Nei fatti, è accaduto che fosse stato promosso reclamo contro un provvedimento del magistrato di sorveglianza, che aveva respinto un’istanza di liberazione anticipata. Il reclamo era stato avanzato sia dal condannato che dal difensore, al quale però nessuna preventiva notifica del provvedimento impugnato era stata fatta.
Il Tribunale di sorveglianza adito aveva dichiarato inammissibili entrambi i reclami: quello del condannato, perché privo di motivi; quello del difensore perché “tardivo”.
Adita la Corte di Cassazione, la causa è stata rimessa alle Sezioni unite, proprio per chiarire se in effetti dovesse o meno essere notificato anche al difensore del condannato il provvedimento del magistrato di sorveglianza.
Le Sezioni unite hanno dato risposta affermativa, così come enunciato nel principio di diritto sopra riferito.
All’apparenza la questione non avrebbe dovuto neppure porsi, stante il fatto che l’art. 69-bis ord. pen., richiama l’art. 127 c.p.p. per l’individuazione dei soggetti ai quali va notificato il provvedimento (tra i quali rientra pacificamente anche il difensore).
Se non che, per classiche alchimie giurisprudenziali, la figura del difensore era considerata come non rilevante, poiché «la sua partecipazione non era necessaria»: così dalla sua non necessità procedimentale, si è dedotto per anni che non vi fosse alcuna necessità di notificare alcun atto allo stesso.
Tale ragionamento è stato, per fortuna, finalmente considerato come improprio ed illegittimo, poiché così non solo si riduce il portato normativo, ma si lede anche il “diritto di difesa”, considerato come inviolabile anche in sede esecutiva anche nella sua forma dell’assistenza tecnica.
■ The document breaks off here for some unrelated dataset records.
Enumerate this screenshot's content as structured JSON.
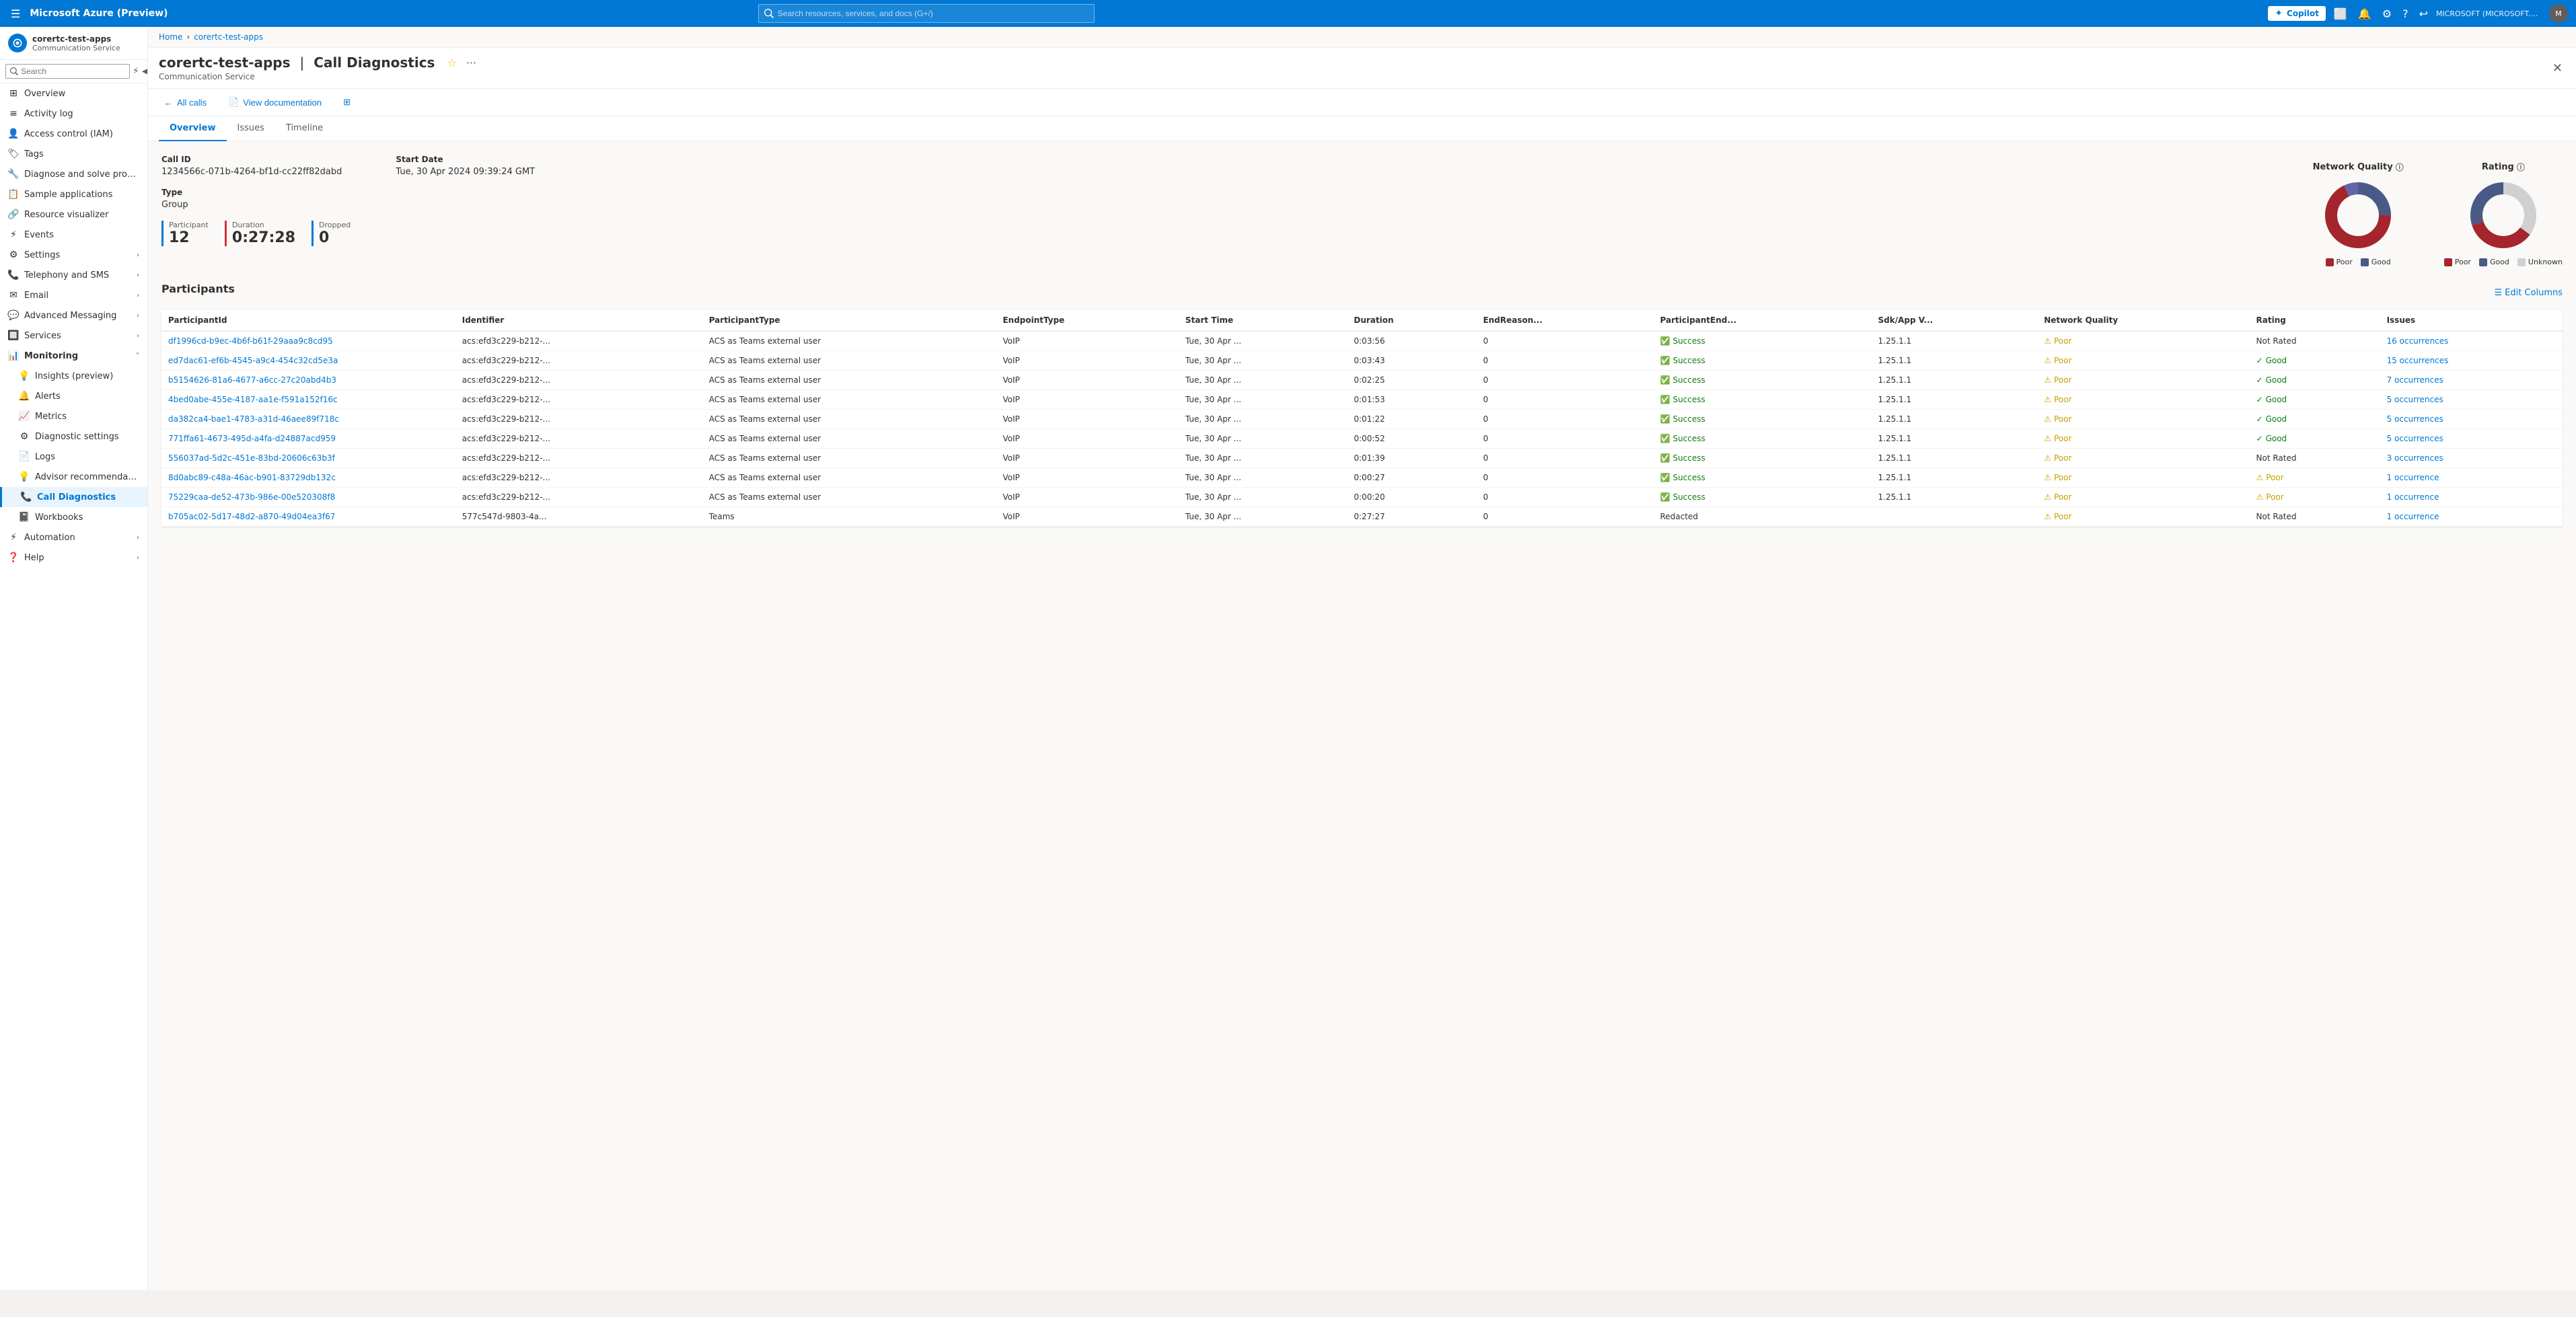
{
  "topbar": {
    "title": "Microsoft Azure (Preview)",
    "search_placeholder": "Search resources, services, and docs (G+/)",
    "copilot_label": "Copilot",
    "user_text": "MICROSOFT (MICROSOFT.ONMI...",
    "avatar_initials": "M"
  },
  "breadcrumb": {
    "home": "Home",
    "separator": ">",
    "current": "corertc-test-apps"
  },
  "page": {
    "resource_name": "corertc-test-apps",
    "separator": "|",
    "page_title": "Call Diagnostics",
    "resource_type": "Communication Service"
  },
  "toolbar": {
    "back_label": "All calls",
    "view_docs_label": "View documentation"
  },
  "tabs": [
    {
      "id": "overview",
      "label": "Overview",
      "active": true
    },
    {
      "id": "issues",
      "label": "Issues",
      "active": false
    },
    {
      "id": "timeline",
      "label": "Timeline",
      "active": false
    }
  ],
  "call_info": {
    "call_id_label": "Call ID",
    "call_id_value": "1234566c-071b-4264-bf1d-cc22ff82dabd",
    "start_date_label": "Start Date",
    "start_date_value": "Tue, 30 Apr 2024 09:39:24 GMT",
    "type_label": "Type",
    "type_value": "Group"
  },
  "stats": [
    {
      "label": "Participant",
      "value": "12",
      "color": "#0078d4"
    },
    {
      "label": "Duration",
      "value": "0:27:28",
      "color": "#d13438"
    },
    {
      "label": "Dropped",
      "value": "0",
      "color": "#0078d4"
    }
  ],
  "network_quality_chart": {
    "title": "Network Quality",
    "poor_pct": 68,
    "good_pct": 25,
    "other_pct": 7,
    "poor_color": "#a4262c",
    "good_color": "#4a5a87",
    "legend": [
      {
        "label": "Poor",
        "color": "#a4262c"
      },
      {
        "label": "Good",
        "color": "#4a5a87"
      }
    ]
  },
  "rating_chart": {
    "title": "Rating",
    "poor_pct": 35,
    "good_pct": 30,
    "unknown_pct": 35,
    "poor_color": "#a4262c",
    "good_color": "#4a5a87",
    "unknown_color": "#e0e0e0",
    "legend": [
      {
        "label": "Poor",
        "color": "#a4262c"
      },
      {
        "label": "Good",
        "color": "#4a5a87"
      },
      {
        "label": "Unknown",
        "color": "#e0e0e0"
      }
    ]
  },
  "participants_section": {
    "title": "Participants",
    "edit_columns_label": "Edit Columns",
    "columns": [
      "ParticipantId",
      "Identifier",
      "ParticipantType",
      "EndpointType",
      "Start Time",
      "Duration",
      "EndReason...",
      "ParticipantEnd...",
      "Sdk/App V...",
      "Network Quality",
      "Rating",
      "Issues"
    ],
    "rows": [
      {
        "id": "df1996cd-b9ec-4b6f-b61f-29aaa9c8cd95",
        "identifier": "acs:efd3c229-b212-...",
        "participant_type": "ACS as Teams external user",
        "endpoint_type": "VoIP",
        "start_time": "Tue, 30 Apr ...",
        "duration": "0:03:56",
        "end_reason": "0",
        "participant_end": "Success",
        "sdk_app_v": "1.25.1.1",
        "network_quality": "Poor",
        "rating": "Not Rated",
        "issues": "16 occurrences",
        "issues_link": true
      },
      {
        "id": "ed7dac61-ef6b-4545-a9c4-454c32cd5e3a",
        "identifier": "acs:efd3c229-b212-...",
        "participant_type": "ACS as Teams external user",
        "endpoint_type": "VoIP",
        "start_time": "Tue, 30 Apr ...",
        "duration": "0:03:43",
        "end_reason": "0",
        "participant_end": "Success",
        "sdk_app_v": "1.25.1.1",
        "network_quality": "Poor",
        "rating": "Good",
        "issues": "15 occurrences",
        "issues_link": true
      },
      {
        "id": "b5154626-81a6-4677-a6cc-27c20abd4b3",
        "identifier": "acs:efd3c229-b212-...",
        "participant_type": "ACS as Teams external user",
        "endpoint_type": "VoIP",
        "start_time": "Tue, 30 Apr ...",
        "duration": "0:02:25",
        "end_reason": "0",
        "participant_end": "Success",
        "sdk_app_v": "1.25.1.1",
        "network_quality": "Poor",
        "rating": "Good",
        "issues": "7 occurrences",
        "issues_link": true
      },
      {
        "id": "4bed0abe-455e-4187-aa1e-f591a152f16c",
        "identifier": "acs:efd3c229-b212-...",
        "participant_type": "ACS as Teams external user",
        "endpoint_type": "VoIP",
        "start_time": "Tue, 30 Apr ...",
        "duration": "0:01:53",
        "end_reason": "0",
        "participant_end": "Success",
        "sdk_app_v": "1.25.1.1",
        "network_quality": "Poor",
        "rating": "Good",
        "issues": "5 occurrences",
        "issues_link": true
      },
      {
        "id": "da382ca4-bae1-4783-a31d-46aee89f718c",
        "identifier": "acs:efd3c229-b212-...",
        "participant_type": "ACS as Teams external user",
        "endpoint_type": "VoIP",
        "start_time": "Tue, 30 Apr ...",
        "duration": "0:01:22",
        "end_reason": "0",
        "participant_end": "Success",
        "sdk_app_v": "1.25.1.1",
        "network_quality": "Poor",
        "rating": "Good",
        "issues": "5 occurrences",
        "issues_link": true
      },
      {
        "id": "771ffa61-4673-495d-a4fa-d24887acd959",
        "identifier": "acs:efd3c229-b212-...",
        "participant_type": "ACS as Teams external user",
        "endpoint_type": "VoIP",
        "start_time": "Tue, 30 Apr ...",
        "duration": "0:00:52",
        "end_reason": "0",
        "participant_end": "Success",
        "sdk_app_v": "1.25.1.1",
        "network_quality": "Poor",
        "rating": "Good",
        "issues": "5 occurrences",
        "issues_link": true
      },
      {
        "id": "556037ad-5d2c-451e-83bd-20606c63b3f",
        "identifier": "acs:efd3c229-b212-...",
        "participant_type": "ACS as Teams external user",
        "endpoint_type": "VoIP",
        "start_time": "Tue, 30 Apr ...",
        "duration": "0:01:39",
        "end_reason": "0",
        "participant_end": "Success",
        "sdk_app_v": "1.25.1.1",
        "network_quality": "Poor",
        "rating": "Not Rated",
        "issues": "3 occurrences",
        "issues_link": true
      },
      {
        "id": "8d0abc89-c48a-46ac-b901-83729db132c",
        "identifier": "acs:efd3c229-b212-...",
        "participant_type": "ACS as Teams external user",
        "endpoint_type": "VoIP",
        "start_time": "Tue, 30 Apr ...",
        "duration": "0:00:27",
        "end_reason": "0",
        "participant_end": "Success",
        "sdk_app_v": "1.25.1.1",
        "network_quality": "Poor",
        "rating": "Poor",
        "issues": "1 occurrence",
        "issues_link": true
      },
      {
        "id": "75229caa-de52-473b-986e-00e520308f8",
        "identifier": "acs:efd3c229-b212-...",
        "participant_type": "ACS as Teams external user",
        "endpoint_type": "VoIP",
        "start_time": "Tue, 30 Apr ...",
        "duration": "0:00:20",
        "end_reason": "0",
        "participant_end": "Success",
        "sdk_app_v": "1.25.1.1",
        "network_quality": "Poor",
        "rating": "Poor",
        "issues": "1 occurrence",
        "issues_link": true
      },
      {
        "id": "b705ac02-5d17-48d2-a870-49d04ea3f67",
        "identifier": "577c547d-9803-4a...",
        "participant_type": "Teams",
        "endpoint_type": "VoIP",
        "start_time": "Tue, 30 Apr ...",
        "duration": "0:27:27",
        "end_reason": "0",
        "participant_end": "Redacted",
        "sdk_app_v": "",
        "network_quality": "Poor",
        "rating": "Not Rated",
        "issues": "1 occurrence",
        "issues_link": true
      }
    ]
  },
  "sidebar": {
    "items": [
      {
        "id": "overview",
        "label": "Overview",
        "icon": "grid",
        "level": 0
      },
      {
        "id": "activity-log",
        "label": "Activity log",
        "icon": "list",
        "level": 0
      },
      {
        "id": "access-control",
        "label": "Access control (IAM)",
        "icon": "person",
        "level": 0
      },
      {
        "id": "tags",
        "label": "Tags",
        "icon": "tag",
        "level": 0
      },
      {
        "id": "diagnose",
        "label": "Diagnose and solve problems",
        "icon": "wrench",
        "level": 0
      },
      {
        "id": "sample-apps",
        "label": "Sample applications",
        "icon": "app",
        "level": 0
      },
      {
        "id": "resource-visualizer",
        "label": "Resource visualizer",
        "icon": "network",
        "level": 0
      },
      {
        "id": "events",
        "label": "Events",
        "icon": "lightning",
        "level": 0
      },
      {
        "id": "settings",
        "label": "Settings",
        "icon": "settings",
        "level": 0,
        "expandable": true
      },
      {
        "id": "telephony-sms",
        "label": "Telephony and SMS",
        "icon": "phone",
        "level": 0,
        "expandable": true
      },
      {
        "id": "email",
        "label": "Email",
        "icon": "email",
        "level": 0,
        "expandable": true
      },
      {
        "id": "advanced-messaging",
        "label": "Advanced Messaging",
        "icon": "message",
        "level": 0,
        "expandable": true
      },
      {
        "id": "services",
        "label": "Services",
        "icon": "services",
        "level": 0,
        "expandable": true
      },
      {
        "id": "monitoring",
        "label": "Monitoring",
        "icon": "monitor",
        "level": 0,
        "expanded": true
      },
      {
        "id": "insights",
        "label": "Insights (preview)",
        "icon": "insights",
        "level": 1
      },
      {
        "id": "alerts",
        "label": "Alerts",
        "icon": "bell",
        "level": 1
      },
      {
        "id": "metrics",
        "label": "Metrics",
        "icon": "bar-chart",
        "level": 1
      },
      {
        "id": "diagnostic-settings",
        "label": "Diagnostic settings",
        "icon": "settings2",
        "level": 1
      },
      {
        "id": "logs",
        "label": "Logs",
        "icon": "logs",
        "level": 1
      },
      {
        "id": "advisor-recommendations",
        "label": "Advisor recommendations",
        "icon": "advisor",
        "level": 1
      },
      {
        "id": "call-diagnostics",
        "label": "Call Diagnostics",
        "icon": "call",
        "level": 1,
        "active": true
      },
      {
        "id": "workbooks",
        "label": "Workbooks",
        "icon": "book",
        "level": 1
      },
      {
        "id": "automation",
        "label": "Automation",
        "icon": "automation",
        "level": 0,
        "expandable": true
      },
      {
        "id": "help",
        "label": "Help",
        "icon": "help",
        "level": 0,
        "expandable": true
      }
    ]
  }
}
Come bene ha sottolineato la Suprema Corte, richiamando sentenze degli anni ’70 della Corte Costituzionale (in particolare la sentenza n. 69/1970 e la sentenza n. 53/1968), la tutela dell’art. 24 Cost. si riallaccia a quella dell’art. 13 Cost. di modo che «la difesa d’ufficio debba essere sempre, sussidiariamente, presente, in tutti i casi che siano da considerarsi equivalenti sul piano della tutela della libertà dell’inquisito», tenuto altresì conto che l’assistenza tecnica del difensore deve essere obbligatoria ogni qual volta che viene in rilievo «l’interesse umano oggetto del procedimento, vale a dire quello supremo della libertà personale».
Da ciò la Cassazione con rinvio del provvedimento impugnato, tenuto conto che il reclamo del difensore, se poteva sanare la mancanza della notificazione, non poteva per ciò stesso ritenersi tardivo.
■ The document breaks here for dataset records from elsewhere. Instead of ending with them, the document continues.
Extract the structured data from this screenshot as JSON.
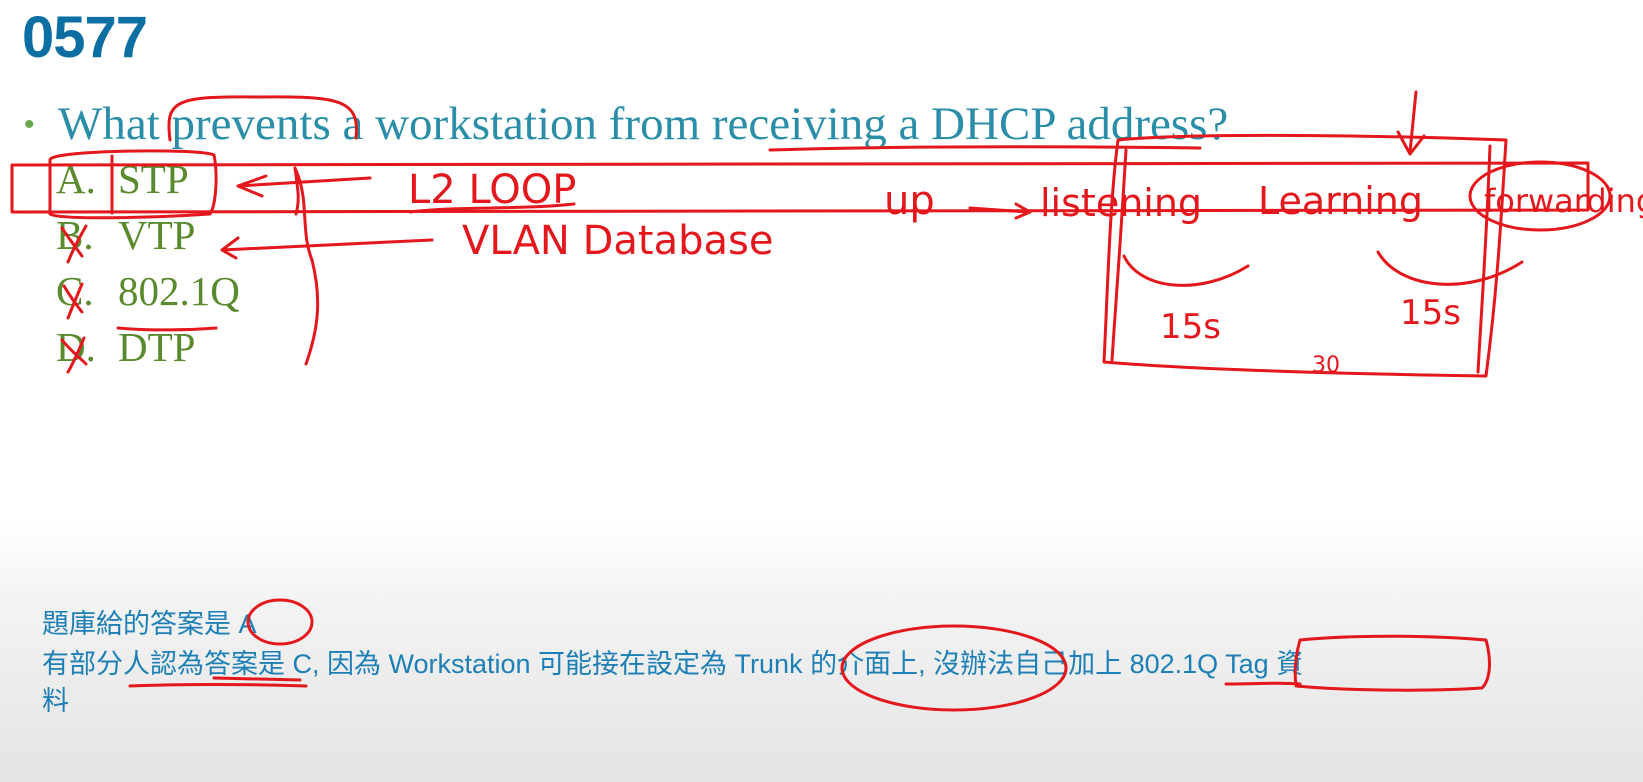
{
  "slide": {
    "number": "0577",
    "bullet": "•",
    "question": "What prevents a workstation from receiving a DHCP address?",
    "options": [
      {
        "letter": "A.",
        "text": "STP"
      },
      {
        "letter": "B.",
        "text": "VTP"
      },
      {
        "letter": "C.",
        "text": "802.1Q"
      },
      {
        "letter": "D.",
        "text": "DTP"
      }
    ],
    "notes": [
      "題庫給的答案是 A",
      "有部分人認為答案是 C, 因為 Workstation 可能接在設定為 Trunk 的介面上, 沒辦法自己加上 802.1Q Tag 資",
      "料"
    ]
  },
  "annotations": {
    "l2_loop": "L2 LOOP",
    "vlan_database": "VLAN Database",
    "up": "up",
    "listening": "listening",
    "learning": "Learning",
    "forwarding": "forwarding",
    "time_left": "15s",
    "time_right": "15s",
    "total": "30",
    "ink_color": "#e3171c"
  },
  "colors": {
    "number": "#0b6fa4",
    "question": "#2a8ea8",
    "options": "#5a8a2e",
    "notes": "#1c7fb5"
  }
}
A margine, non si può che plaudere alla decisione in commento, perché ha correttamente inquadrato il ruolo essenziale del difensore e della difesa tecnica anche in sede esecutiva.
Ciò non sempre è accettato nella prassi, anche per comprensibili ragioni amministrative (non sempre, infatti, la nomina del difensore di fiducia è messa concretamente a disposizione della magistratura di sorveglianza).
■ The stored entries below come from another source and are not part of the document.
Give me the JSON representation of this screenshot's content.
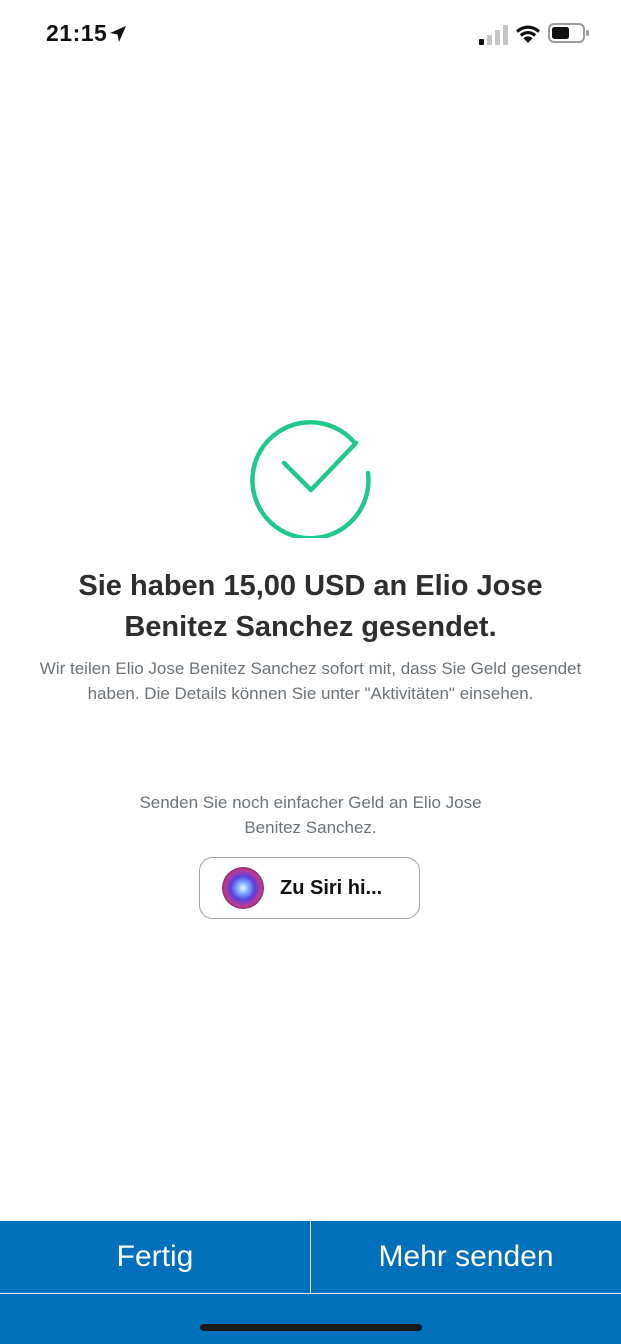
{
  "status_bar": {
    "time": "21:15",
    "icons": [
      "location-arrow-icon",
      "cellular-signal-icon",
      "wifi-icon",
      "battery-icon"
    ]
  },
  "success": {
    "icon": "checkmark-circle-icon",
    "color": "#1ec98a",
    "headline": "Sie haben 15,00 USD an Elio Jose Benitez Sanchez gesendet.",
    "message": "Wir teilen Elio Jose Benitez Sanchez sofort mit, dass Sie Geld gesendet haben. Die Details können Sie unter \"Aktivitäten\" einsehen."
  },
  "siri": {
    "prompt": "Senden Sie noch einfacher Geld an Elio Jose Benitez Sanchez.",
    "button_label": "Zu Siri hi...",
    "icon": "siri-icon"
  },
  "actions": {
    "done_label": "Fertig",
    "send_more_label": "Mehr senden",
    "bar_color": "#0070ba"
  }
}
Se non che affermare che il principio è il riconoscimento dell’assistenza tecnica, pone le basi ermeneutiche per una lettura costituzionalmente orientata delle norme anche in fase esecutiva.
Se infatti in alcuni casi la partecipazione del difensore non è necessaria, ciò non significa che lo stesso non abbia diritti di partecipazione o che possano limitarsi verso lo stesso diritti di intervento riconosciuti al proprio assistito.
È su tale fondamentale aspetto (cioè la sostanziale equiparazione tra diritti riconosciuti all’indagato, all’imputato e al condannato con quelli propri del difensore) che bisogna muoversi per comprendere la struttura sempre più giurisdizionalizzata della fase dell’esecuzione.
Forse sul punto un chiarimento normativo, proteso a modificare nel senso qui auspicato l’art. 99 c.p.p. sarebbe opportuno.
Dopo tutto, se al difensore spettano di regola le stesse facoltà e diritti dell’imputato e questa equiparazione vale anche per la fase delle indagini (art. 61 c.p.p.), perché mai tale regola non dovrebbe valere dopo il passaggio in giudicato della sentenza di condanna?
Ciò potrebbe essere affermato solo facendo riferimento ad una sorta di diminuzione della capacità difensiva a seguito della condanna, ma ciò, proprio grazie all’art. 24 Cost., è inammissibile specie ogni qual volta si tratti, direttamente o indirettamente, di limiti alla libertà personale anche di un condannato.
Dopo tutto, ogni condannato è e rimane uomo, prima, durante e dopo ogni processo.